I See London, I See France…

I am by no means a fashion maven. I’m not really sure what a fashion maven even is, but I know I’m not one. As I write this, I’m wearing my everyday clothes: t-shirt (Walt Disney World ‘06), jeans (Wranglers, from K- or Wal- or some other Mart), white socks, slip-on Skechers. Until my son made the switch to jeans, his mom would always get a good laugh on the days I dressed him (why doesn’t a blue cotton tee go with a  pair of green basketball shorts, I’d like to know). I have only two fashion rules: no bluetooth earpieces (someday you’ll  be subjected to my rant about those technological monstrosities and the clowns who wear them in public), and remember to wear underwear on karate nights.

If I’ve never mentioned this before, my son Cameron stays with me on alternate weeks. I live literally within three minutes of my ex’s house, so it’s no big deal for me to get Cam to his bus stop on school days.

There is a kid that catches the bus at his stop that, no matter what kind of mood I wake up in, makes me literally laugh out loud when I see him.

The kid’s parent doesn’t make me LOL; in fact just the opposite. This moron brings his/her (their vehicle, an SUV roughly the size of Montana, has tinted windows, so I’ve never been able to see whether it’s Mom or Dad who drops him off) son to the bus stop every morning – God forbid he has to walk for 5 or 10 minutes like everyone else to get there – and in order to see when the bus is coming, parks their gas-guzzling behemoth on what most would consider the wrong side of the street. About this far from the corner. And there is a huge bush at the corner at the street. The first time I came around the corner when this mindless moron was parked there, I almost hit them head-on. Not that I was traveling at an excessive speed, but this jerk was parked right behind the bush where I couldn’t see until I came around the corner. Since then, every time I turn that corner, I have to stop and try to look around this Bozo to see if another car….or more importantly, one of the other schoolkids…is coming up the street. This happens on a daily basis during the weeks when I take Cam to the bus stop, but this loser is completely oblivious to the fact that they’re posing a potential threat to other drivers and pedestrians.

I think it may be that they want to keep their son out of sight for as long as possible, though.

The first time I saw this kid get out of the vehicle, I was stunned, because at the Parent Night Orientation I went to, the principal specifically mentioned that the Dress Code forbids students showing up to school in this manner. Even the Student Handbook proclaims that not permitted, under threat of disciplinary action, is the “wearing articles of clothing in which undergarments are deliberately exposed to view.”

Yes, friends, this kid, looking to be about 15, white and nerdy, pulls down the back of his pants so that his ass hangs out.

Now, I’ve never really understood the appeal of this particular fashion trend.
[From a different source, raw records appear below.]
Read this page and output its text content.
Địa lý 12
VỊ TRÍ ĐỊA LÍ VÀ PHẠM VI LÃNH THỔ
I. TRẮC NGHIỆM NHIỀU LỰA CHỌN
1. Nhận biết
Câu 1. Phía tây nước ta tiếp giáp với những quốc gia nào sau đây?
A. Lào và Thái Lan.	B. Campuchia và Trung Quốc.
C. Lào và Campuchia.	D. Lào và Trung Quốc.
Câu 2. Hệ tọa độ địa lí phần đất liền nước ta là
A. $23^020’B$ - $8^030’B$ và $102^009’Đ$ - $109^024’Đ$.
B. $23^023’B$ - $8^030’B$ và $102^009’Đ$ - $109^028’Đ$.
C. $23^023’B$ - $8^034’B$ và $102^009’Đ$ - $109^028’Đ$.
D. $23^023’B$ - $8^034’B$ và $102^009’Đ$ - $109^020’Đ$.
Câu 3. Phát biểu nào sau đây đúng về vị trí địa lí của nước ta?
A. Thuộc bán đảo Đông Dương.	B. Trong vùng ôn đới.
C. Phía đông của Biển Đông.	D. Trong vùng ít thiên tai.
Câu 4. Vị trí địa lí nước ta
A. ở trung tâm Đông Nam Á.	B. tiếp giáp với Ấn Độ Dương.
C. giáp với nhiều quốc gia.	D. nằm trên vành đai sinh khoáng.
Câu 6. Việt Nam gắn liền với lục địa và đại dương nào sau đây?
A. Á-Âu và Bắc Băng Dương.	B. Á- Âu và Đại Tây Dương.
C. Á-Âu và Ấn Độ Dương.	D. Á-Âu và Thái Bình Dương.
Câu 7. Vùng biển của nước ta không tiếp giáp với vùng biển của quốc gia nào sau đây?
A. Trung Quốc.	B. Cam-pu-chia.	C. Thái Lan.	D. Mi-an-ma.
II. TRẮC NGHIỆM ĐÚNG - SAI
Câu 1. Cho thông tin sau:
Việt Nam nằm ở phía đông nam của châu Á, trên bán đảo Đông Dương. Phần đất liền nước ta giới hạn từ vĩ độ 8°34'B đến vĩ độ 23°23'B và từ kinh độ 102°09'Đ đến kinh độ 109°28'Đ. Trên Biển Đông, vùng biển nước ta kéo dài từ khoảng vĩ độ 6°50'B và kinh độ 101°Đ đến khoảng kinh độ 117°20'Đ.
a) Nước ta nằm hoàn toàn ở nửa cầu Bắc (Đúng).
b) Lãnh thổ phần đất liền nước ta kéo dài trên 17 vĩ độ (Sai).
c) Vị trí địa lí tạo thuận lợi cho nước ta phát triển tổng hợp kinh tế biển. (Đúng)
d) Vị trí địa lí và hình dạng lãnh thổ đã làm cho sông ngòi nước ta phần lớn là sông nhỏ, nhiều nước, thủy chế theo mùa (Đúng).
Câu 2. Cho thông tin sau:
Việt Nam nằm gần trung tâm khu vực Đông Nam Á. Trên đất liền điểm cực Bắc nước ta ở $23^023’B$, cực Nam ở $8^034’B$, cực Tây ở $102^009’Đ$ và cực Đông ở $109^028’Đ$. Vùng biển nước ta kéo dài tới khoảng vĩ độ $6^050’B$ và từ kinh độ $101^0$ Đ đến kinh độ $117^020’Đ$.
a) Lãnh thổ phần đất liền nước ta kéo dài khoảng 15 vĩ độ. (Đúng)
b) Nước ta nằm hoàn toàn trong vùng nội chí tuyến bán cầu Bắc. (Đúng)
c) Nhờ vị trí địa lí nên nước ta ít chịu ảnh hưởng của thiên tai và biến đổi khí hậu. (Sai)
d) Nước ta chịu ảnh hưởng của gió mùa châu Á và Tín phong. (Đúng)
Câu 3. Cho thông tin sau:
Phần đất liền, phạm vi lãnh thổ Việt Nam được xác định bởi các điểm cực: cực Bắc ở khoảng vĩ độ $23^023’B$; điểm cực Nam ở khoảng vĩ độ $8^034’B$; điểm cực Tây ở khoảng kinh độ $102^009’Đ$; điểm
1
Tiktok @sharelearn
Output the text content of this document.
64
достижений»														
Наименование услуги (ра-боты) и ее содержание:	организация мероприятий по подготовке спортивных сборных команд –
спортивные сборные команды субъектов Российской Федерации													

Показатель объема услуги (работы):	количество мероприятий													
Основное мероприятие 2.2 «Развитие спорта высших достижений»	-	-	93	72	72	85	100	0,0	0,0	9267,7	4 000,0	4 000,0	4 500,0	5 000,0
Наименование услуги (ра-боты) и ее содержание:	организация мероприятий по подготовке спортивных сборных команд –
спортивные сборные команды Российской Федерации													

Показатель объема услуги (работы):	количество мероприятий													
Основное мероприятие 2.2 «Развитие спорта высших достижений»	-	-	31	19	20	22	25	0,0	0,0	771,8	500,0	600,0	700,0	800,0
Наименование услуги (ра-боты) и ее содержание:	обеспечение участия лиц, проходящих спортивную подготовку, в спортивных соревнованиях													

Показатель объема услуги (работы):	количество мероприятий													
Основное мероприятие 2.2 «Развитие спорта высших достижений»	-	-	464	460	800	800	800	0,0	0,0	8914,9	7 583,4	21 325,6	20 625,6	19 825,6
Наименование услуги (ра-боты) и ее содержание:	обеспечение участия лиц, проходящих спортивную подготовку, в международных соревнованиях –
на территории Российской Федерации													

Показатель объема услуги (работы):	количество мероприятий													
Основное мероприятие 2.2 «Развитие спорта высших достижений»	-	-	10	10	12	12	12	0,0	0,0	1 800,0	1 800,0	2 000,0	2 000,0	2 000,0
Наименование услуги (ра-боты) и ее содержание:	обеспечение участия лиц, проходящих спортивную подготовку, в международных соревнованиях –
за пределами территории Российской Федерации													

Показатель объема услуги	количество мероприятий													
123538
When I was 15, if any square-inch of my Fruit-of-the-Looms was visible to the public, I would be devastatingly humiliated. Why the hell is it considered cool to have your ass hanging out of your pants?

When I first saw this kid, it was still nice weather out, and he was wearing oversized basketball shorts. I wondered at the time how he was going to keep his street cred when it turned cold out. When the weather started turning, he stuck with the shorts, but eventually he had to turn to sweatpants. Which, of course, were pulled down in the back to expose his boxers.

This morning, for example, it was 11 degrees out…minus 1 wind chill…when I took Cameron to the bus stop. The SUV was parked in the usual spot, I almost head-on-ed it, blah blah. The bus came, the kid got out of the SUV, his ass hanging out. As I mentioned, it was frostbite-cold out, and instead of pulling his pants up, this work-of-art pulled his jacket down to cover himself up. Amazing!

What’s more amazing is that he even gets this far dressed as he is. As a father, I can’t imagine letting my son go out in public like that. I’d be concerned that he’d never get a girlfriend, and on top of that, get the shit beat out of him on a regular basis. From experiences with my ex, I can’t imagine a mother letting her son go to school without looking like it’s Picture Day.

Seriously, what parent could watch their son walk to catch the bus with his ass hanging out and think, “I’m so proud of that kid!”?

I see that President Obama has said that “Brothers should pull up their pants.” I hope to the fashion god that brothers of all colors are listening.

One thought on “I See London, I See France…

  1. As a teenage girl subjected to these eyesores everyday, I totally agree with you- guys, this is NOT SEXY!!!! You look like you can’t dress yourselves. Perhaps a smirk and a raised eyebrow would give the kid some guidance?? (We can only hope.)